NUMA: Cores, memory, and the distance between them
- Infrastructure
- Hardware
- Performance
- Developer Tools
The post is an introductory walkthrough of NUMA, or non-uniform memory access, which shows why a server can look like one big machine while acting like several smaller ones glued together. A core can reach local memory quickly and remote memory slowly, so thread placement and memory placement become part of performance. Readers treated that as old news in theory but very current in practice. The strongest signal was that NUMA still bites modern software stacks that are supposed to hide hardware details. People described Go services on huge Kubernetes nodes burning CPU and spiking latency until GOMAXPROCS was capped, Redis falling over once its working set spilled past one NUMA domain, and MySQL benchmarks getting skewed by Linux page cache behavior even when the database and client were pinned.
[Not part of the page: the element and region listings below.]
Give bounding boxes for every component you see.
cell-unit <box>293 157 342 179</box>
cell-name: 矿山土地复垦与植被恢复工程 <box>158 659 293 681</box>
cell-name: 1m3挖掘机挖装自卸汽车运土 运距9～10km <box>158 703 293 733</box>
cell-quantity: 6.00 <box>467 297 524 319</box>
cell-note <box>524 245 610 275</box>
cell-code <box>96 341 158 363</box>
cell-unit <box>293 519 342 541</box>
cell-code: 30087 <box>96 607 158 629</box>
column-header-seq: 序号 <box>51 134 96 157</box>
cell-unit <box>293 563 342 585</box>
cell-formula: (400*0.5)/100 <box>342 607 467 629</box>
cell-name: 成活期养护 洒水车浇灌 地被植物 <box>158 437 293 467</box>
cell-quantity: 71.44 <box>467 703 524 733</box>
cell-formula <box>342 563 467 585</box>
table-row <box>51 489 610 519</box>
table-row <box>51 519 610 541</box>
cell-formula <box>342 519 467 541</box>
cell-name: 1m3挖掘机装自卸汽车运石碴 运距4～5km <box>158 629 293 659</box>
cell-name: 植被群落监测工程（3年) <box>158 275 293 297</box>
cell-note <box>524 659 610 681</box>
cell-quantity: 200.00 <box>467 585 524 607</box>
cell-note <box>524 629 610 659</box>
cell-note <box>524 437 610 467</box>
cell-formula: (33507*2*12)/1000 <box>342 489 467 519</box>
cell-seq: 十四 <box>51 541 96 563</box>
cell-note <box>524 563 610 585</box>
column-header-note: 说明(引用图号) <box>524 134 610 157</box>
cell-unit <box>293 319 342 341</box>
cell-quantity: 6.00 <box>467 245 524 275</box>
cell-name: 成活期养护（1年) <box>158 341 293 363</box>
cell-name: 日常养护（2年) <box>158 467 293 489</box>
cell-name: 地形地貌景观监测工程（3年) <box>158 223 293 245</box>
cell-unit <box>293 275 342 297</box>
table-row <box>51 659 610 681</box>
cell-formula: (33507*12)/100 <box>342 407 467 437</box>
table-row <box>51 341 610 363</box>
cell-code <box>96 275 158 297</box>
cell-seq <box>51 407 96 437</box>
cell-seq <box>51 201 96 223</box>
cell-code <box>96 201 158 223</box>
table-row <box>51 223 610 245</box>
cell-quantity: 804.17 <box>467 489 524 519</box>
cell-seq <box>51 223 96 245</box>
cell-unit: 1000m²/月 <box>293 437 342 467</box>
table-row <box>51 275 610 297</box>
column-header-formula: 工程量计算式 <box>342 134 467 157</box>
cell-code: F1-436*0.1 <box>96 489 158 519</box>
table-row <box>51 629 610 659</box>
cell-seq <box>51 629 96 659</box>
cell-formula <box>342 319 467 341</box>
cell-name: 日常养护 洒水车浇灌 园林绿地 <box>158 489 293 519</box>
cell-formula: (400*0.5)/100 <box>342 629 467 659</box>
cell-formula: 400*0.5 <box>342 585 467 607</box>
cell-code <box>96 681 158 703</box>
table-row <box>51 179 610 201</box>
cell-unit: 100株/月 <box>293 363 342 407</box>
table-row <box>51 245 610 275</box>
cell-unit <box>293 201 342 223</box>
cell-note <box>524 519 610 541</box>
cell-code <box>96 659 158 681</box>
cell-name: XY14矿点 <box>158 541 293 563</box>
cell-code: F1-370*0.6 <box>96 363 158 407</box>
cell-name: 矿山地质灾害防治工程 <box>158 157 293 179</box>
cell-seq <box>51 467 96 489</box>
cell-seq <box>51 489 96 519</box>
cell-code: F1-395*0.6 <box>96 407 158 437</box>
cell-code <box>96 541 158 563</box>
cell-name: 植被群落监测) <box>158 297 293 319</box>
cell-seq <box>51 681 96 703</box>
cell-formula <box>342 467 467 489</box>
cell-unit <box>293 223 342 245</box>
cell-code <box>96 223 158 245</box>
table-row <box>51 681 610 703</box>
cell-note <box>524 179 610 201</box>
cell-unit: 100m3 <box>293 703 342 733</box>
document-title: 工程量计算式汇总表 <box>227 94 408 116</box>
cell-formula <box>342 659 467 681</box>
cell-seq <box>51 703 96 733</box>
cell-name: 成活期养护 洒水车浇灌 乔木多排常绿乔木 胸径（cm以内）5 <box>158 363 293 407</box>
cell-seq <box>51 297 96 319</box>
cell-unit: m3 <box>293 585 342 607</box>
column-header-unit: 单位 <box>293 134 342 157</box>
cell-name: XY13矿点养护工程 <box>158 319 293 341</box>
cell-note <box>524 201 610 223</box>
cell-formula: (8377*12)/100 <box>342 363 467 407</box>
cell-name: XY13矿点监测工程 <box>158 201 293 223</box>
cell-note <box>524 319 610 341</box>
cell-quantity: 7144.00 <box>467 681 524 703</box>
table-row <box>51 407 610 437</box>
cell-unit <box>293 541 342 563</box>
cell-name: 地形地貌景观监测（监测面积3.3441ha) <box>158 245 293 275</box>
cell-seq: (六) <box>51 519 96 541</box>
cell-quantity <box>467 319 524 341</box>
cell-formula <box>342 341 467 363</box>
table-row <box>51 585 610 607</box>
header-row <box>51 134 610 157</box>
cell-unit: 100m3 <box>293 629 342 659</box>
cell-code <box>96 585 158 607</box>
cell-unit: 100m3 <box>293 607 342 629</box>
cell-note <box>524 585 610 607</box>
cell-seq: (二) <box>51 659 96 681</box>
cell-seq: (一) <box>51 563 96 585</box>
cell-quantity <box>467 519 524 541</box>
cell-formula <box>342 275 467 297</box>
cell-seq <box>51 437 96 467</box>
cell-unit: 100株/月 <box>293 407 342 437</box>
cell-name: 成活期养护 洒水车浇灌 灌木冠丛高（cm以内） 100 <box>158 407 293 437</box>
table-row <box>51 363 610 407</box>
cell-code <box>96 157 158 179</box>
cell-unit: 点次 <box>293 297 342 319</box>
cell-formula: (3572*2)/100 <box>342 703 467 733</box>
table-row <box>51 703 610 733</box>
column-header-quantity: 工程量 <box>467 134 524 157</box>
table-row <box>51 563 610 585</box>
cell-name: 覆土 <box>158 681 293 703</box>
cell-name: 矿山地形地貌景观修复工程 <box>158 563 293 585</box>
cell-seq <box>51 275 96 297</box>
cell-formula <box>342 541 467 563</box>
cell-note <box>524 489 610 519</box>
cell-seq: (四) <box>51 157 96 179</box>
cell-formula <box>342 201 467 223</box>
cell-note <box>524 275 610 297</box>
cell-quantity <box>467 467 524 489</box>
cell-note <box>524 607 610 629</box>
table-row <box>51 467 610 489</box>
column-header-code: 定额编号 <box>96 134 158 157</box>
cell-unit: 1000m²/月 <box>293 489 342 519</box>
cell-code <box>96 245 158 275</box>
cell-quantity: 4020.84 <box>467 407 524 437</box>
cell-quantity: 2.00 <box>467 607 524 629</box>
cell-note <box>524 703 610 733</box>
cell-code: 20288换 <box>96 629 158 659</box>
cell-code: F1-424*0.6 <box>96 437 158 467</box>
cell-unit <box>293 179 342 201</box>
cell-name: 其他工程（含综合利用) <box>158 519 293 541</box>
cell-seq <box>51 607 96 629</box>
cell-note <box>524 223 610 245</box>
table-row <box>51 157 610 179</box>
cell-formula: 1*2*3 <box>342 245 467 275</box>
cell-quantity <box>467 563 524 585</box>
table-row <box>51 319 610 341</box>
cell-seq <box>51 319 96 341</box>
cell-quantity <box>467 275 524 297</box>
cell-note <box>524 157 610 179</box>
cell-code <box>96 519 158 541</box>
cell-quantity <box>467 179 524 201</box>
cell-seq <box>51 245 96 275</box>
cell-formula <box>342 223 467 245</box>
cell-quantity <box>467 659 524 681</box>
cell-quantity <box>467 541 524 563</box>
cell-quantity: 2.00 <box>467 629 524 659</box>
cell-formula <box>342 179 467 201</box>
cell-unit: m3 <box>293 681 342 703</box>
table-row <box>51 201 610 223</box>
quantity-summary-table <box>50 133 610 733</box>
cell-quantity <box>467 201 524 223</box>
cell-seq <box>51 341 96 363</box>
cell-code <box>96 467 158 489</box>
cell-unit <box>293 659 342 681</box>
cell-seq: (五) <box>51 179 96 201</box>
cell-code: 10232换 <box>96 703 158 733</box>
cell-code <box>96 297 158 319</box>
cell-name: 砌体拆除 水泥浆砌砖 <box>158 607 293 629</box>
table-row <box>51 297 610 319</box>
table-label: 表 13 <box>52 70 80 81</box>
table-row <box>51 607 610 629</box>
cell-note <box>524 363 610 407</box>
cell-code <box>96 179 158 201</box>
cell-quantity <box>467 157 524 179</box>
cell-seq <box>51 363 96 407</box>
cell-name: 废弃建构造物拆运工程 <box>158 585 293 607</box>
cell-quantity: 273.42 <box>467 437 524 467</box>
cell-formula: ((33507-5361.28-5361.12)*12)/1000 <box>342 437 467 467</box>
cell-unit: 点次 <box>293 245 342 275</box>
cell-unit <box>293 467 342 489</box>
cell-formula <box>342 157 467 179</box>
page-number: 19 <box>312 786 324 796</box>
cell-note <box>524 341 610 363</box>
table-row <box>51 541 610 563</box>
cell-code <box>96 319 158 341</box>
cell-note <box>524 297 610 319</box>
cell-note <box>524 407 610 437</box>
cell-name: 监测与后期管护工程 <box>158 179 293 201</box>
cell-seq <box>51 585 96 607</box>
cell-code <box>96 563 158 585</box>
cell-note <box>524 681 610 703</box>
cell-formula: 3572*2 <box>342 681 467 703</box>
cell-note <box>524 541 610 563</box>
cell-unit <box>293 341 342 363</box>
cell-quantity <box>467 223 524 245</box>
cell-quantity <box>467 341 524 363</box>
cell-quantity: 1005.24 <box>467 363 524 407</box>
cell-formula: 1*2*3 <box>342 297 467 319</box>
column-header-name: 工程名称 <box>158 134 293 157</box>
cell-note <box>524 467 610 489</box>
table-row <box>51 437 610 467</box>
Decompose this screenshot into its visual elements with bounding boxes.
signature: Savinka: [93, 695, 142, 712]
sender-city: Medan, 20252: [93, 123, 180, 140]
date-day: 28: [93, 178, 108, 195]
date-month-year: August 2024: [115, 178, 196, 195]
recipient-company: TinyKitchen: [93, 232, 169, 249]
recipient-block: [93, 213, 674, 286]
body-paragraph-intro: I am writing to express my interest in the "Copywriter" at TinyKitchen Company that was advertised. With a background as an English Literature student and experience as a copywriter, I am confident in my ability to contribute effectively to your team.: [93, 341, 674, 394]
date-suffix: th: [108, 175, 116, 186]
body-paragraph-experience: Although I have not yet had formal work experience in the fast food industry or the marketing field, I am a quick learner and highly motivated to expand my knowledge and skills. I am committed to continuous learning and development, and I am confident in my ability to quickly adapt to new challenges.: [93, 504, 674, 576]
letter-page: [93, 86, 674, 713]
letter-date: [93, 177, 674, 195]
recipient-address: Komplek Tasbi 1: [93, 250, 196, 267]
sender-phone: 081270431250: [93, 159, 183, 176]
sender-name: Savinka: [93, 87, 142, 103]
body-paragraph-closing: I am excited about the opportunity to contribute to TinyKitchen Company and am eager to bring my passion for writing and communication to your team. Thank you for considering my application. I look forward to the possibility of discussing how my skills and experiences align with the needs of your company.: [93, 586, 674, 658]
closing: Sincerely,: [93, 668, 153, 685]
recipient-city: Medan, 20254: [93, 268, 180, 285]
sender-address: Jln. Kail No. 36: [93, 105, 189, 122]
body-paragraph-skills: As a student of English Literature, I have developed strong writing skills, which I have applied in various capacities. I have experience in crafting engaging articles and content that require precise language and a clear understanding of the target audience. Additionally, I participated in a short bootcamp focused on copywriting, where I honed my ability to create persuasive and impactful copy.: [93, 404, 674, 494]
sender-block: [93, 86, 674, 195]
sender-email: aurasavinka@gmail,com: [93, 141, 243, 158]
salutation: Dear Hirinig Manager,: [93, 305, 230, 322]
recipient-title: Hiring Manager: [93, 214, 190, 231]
Another important addition was that NUMA is not just about RAM. PCIe devices like NICs have locality too, so a thread on one socket talking to a device hanging off another can cut throughput in half or worse. That matters for networking, storage, and virtualization, which is where several people had seen the nastiest failures. A smaller but sharp argument was that this is partly a product choice problem. Some people would rather avoid big NUMA boxes entirely and buy single-socket systems or partition machines more deliberately, because once the hardware crosses certain size boundaries the default scheduler and runtime heuristics turn into an invisible tax.
If you run on large multi-socket or many-core boxes, treat topology as a production concern, not a tuning detail. Pin CPU, memory, and PCIe-heavy work together, and be suspicious of any runtime or orchestrator that claims to abstract the hardware away.